Interesting. But it seems like a good fit for this quixotic figure whose mind's inner machinations are an enigma. His Amazon.com has shaken up the retail industry while losing gobs of money – the losing gobs of money is likely to continue as he ventures into journalism.

So what’s his game?
Bezos likes to be an industry-shaker.
Here’s what the Washington Post itself says about the sale:
Seattle-based Amazon will have no role in the purchase; Bezos himself will buy the news organization and become its sole owner when the sale is completed, probably within 60 days.
And here’s Bezos on Bezos, per the WP:
“I don’t want to imply that I have a worked-out plan. This will be uncharted terrain and it will require experimentation. There would be change with or without new ownership. But the key thing I hope people will take away from this is that the values of The Post do not need changing. The duty of the paper is to the readers, not the owners.”
The sale, interestingly, includes a spate of smaller newspapers in the greater Washington area, a printing plant which publishes several military-oriented titles, and washingtonpost.com. Not included in the sale are Foreign Policy, Slate.com, the company’s headquarters in Washington and other property the company owns in and around Washington.
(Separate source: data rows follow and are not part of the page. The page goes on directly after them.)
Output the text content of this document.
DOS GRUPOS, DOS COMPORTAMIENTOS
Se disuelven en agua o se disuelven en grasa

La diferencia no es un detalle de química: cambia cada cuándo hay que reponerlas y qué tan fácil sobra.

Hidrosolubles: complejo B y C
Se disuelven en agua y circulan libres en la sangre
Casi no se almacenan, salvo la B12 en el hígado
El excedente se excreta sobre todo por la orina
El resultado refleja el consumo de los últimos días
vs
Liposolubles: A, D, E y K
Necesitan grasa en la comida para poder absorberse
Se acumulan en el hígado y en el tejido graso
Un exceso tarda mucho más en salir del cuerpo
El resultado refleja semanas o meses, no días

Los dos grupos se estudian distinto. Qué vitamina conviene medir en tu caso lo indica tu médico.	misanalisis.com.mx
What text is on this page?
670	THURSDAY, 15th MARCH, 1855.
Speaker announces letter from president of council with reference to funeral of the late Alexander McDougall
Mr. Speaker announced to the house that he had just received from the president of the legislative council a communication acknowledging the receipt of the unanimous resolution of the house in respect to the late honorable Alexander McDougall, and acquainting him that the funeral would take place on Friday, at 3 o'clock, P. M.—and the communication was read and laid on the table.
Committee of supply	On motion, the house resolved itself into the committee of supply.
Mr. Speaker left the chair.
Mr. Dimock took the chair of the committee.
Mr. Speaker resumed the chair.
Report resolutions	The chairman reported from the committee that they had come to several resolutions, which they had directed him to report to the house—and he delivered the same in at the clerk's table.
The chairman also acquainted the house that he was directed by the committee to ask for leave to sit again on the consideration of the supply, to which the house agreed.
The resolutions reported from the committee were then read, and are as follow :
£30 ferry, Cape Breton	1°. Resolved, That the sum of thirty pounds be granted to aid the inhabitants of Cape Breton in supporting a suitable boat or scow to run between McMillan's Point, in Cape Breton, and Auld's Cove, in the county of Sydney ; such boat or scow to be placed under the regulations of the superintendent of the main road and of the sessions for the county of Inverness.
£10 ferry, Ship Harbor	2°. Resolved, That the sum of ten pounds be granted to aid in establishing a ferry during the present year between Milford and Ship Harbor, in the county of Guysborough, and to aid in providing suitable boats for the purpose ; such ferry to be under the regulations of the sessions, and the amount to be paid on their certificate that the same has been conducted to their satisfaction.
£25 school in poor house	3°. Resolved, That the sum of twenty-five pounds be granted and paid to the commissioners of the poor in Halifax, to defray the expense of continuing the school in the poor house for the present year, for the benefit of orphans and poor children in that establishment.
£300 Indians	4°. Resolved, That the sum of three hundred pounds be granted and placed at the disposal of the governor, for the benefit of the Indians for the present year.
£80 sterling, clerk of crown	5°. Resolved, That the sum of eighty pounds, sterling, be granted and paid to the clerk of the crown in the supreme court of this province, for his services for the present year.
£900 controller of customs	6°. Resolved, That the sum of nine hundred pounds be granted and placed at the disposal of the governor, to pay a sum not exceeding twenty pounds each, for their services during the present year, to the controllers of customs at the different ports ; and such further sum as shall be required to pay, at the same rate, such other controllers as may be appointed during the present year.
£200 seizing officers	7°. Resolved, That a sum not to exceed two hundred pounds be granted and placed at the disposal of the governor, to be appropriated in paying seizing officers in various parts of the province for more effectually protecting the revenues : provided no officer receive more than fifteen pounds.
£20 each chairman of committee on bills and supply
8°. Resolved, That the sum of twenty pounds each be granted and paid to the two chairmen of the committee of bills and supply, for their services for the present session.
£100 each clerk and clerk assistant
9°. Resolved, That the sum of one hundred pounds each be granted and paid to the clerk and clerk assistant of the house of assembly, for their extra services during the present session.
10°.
Part of me wonders if this is just the beginning of a long-term trend of flagship papers being bought by eccentrics who have money to burn (note the Boston Globe was purchased last week by the owner of the Red Sox baseball team for $70 million, considerably less than the $250 million Bezos is paying for the WP. Warren Buffet is also dabbling in papers, and Wisconsin’s Koch brothers have toyed with buying the LA Times. The eccentrics will either continue their eccentricities or turn the papers into political engines (well, more political than they are currently, obviously).
But a bigger part of me just assumes some journalistic/journalism public service arfhebung is now in the making.
Bezos, via Amazon, thumbed his nose at traditional publishing, selling ebooks at bargain-basement prices and forcing Apple and the publishing houses into an embarrassing price-fixing scandal. Amazon is now a publisher. Amazon is willing to take risks that impact profitability in order to experiment. Amazon has Amazon Prime – a potential paywall model to end all paywall models (though I haven’t succumbed. Yet).
Interesting newsie reactions gathered here by Poynter. Last one is the most laughable: Bezos won’t need WaPoLabs – he’s a lab himself. And will hire top men to study journalism now. Top men.